= Ann R. Chaintreuil =

American architect

Ann R. Chaintreuil (born June 10, 1947) is an American architect and co-founder of an architectural firm.

== Early life ==
Chaintreuil was born at Genesee Hospital on June 10, 1947, in Rochester, New York, to John Urquhart Ross and Janet Getman Ross. She had an older brother, John.
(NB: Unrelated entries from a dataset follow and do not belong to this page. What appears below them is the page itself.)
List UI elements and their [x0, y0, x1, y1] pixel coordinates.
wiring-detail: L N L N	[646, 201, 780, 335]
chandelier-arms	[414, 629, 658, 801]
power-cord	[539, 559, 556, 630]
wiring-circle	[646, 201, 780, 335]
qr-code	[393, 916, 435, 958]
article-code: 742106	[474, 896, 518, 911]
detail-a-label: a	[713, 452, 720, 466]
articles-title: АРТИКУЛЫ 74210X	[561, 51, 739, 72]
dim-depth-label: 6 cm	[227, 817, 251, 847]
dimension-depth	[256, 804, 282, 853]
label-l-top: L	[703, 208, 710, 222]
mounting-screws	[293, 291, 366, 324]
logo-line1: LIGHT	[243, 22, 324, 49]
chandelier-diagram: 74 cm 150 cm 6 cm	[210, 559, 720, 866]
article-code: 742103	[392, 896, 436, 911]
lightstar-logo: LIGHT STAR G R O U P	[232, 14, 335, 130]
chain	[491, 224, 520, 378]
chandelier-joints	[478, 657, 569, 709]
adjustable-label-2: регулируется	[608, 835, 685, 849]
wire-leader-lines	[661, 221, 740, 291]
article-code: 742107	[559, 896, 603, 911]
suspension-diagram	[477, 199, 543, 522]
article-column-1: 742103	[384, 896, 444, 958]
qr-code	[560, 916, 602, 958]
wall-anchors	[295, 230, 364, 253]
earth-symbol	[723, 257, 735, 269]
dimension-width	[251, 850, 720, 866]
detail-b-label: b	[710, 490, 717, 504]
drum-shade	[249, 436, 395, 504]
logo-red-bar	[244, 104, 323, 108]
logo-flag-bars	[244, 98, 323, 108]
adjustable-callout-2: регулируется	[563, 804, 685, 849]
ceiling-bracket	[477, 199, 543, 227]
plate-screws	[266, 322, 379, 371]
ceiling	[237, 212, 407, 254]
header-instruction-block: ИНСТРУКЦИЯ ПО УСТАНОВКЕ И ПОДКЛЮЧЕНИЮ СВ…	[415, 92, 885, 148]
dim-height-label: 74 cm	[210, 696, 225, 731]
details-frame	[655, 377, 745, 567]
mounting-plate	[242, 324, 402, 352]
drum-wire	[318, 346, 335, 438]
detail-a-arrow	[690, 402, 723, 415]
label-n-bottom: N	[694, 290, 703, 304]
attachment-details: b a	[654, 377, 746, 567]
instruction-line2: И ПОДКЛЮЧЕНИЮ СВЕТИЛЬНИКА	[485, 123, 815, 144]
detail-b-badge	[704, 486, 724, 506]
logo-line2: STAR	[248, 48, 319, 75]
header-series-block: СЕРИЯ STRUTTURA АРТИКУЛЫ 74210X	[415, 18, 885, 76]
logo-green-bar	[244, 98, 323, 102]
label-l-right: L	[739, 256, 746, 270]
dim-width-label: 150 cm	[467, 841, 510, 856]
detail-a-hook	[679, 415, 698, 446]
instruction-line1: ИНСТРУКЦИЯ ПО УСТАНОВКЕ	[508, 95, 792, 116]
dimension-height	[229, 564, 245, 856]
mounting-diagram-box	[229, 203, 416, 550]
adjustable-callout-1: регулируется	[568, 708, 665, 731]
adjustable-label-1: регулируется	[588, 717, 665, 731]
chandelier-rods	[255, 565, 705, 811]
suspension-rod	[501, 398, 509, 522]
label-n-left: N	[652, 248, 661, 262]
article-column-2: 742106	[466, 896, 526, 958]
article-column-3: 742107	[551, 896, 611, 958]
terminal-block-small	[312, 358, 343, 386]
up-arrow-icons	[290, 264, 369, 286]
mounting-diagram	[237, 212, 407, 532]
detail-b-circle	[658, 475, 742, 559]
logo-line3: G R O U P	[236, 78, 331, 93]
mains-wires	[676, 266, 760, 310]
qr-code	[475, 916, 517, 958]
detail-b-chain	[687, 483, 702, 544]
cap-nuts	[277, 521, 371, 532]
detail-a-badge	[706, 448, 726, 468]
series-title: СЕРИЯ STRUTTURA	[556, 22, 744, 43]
Chaintreuil's parents met and married in Havana, Cuba on April 27, 1929. They later moved to Fairport, New York. Ann Chaintreuil attended Fairport Central Schools and East Rochester Junior-Senior High School, graduating in 1965.

== Education ==
Chaintreuil received her Bachelor of Fine Arts and Master of Architecture from Syracuse University in 1971.
Chaintreuil also attended the Architectural Association School of Architecture in London, England

== Professional life ==
Chaintreuil was a founding partner of Chaintreuil Jensen Stark Architects, a New York-based architecture firm with locations in Rochester and Buffalo and Boca Raton, Florida. She was National Council of Architectural Registration Boards' first female president in 1997. Chaintreuil served as chair of the Architect Registration Examination Research and Development Subcommittee, which led the development of the first computer-based. Prior to the Research and Development Subcommittee, Chaintreuil served for 4 years on the NCARB committees preparing the nationally administered Architect Registration Examination. Architect Registration Examination. In 1994, she was elevated to the College of Fellows of the American Institute of Architects (FAIA).

== Personal life ==

Ann Ross Chaintreuil married Renier Frederick Chaintreuil January 24, 1970. They have three children, Renier John Chaintreuil born 1980, Alexander Ross Chaintreuil born 1984, and Taylor Ann Chaintreuil born 1991.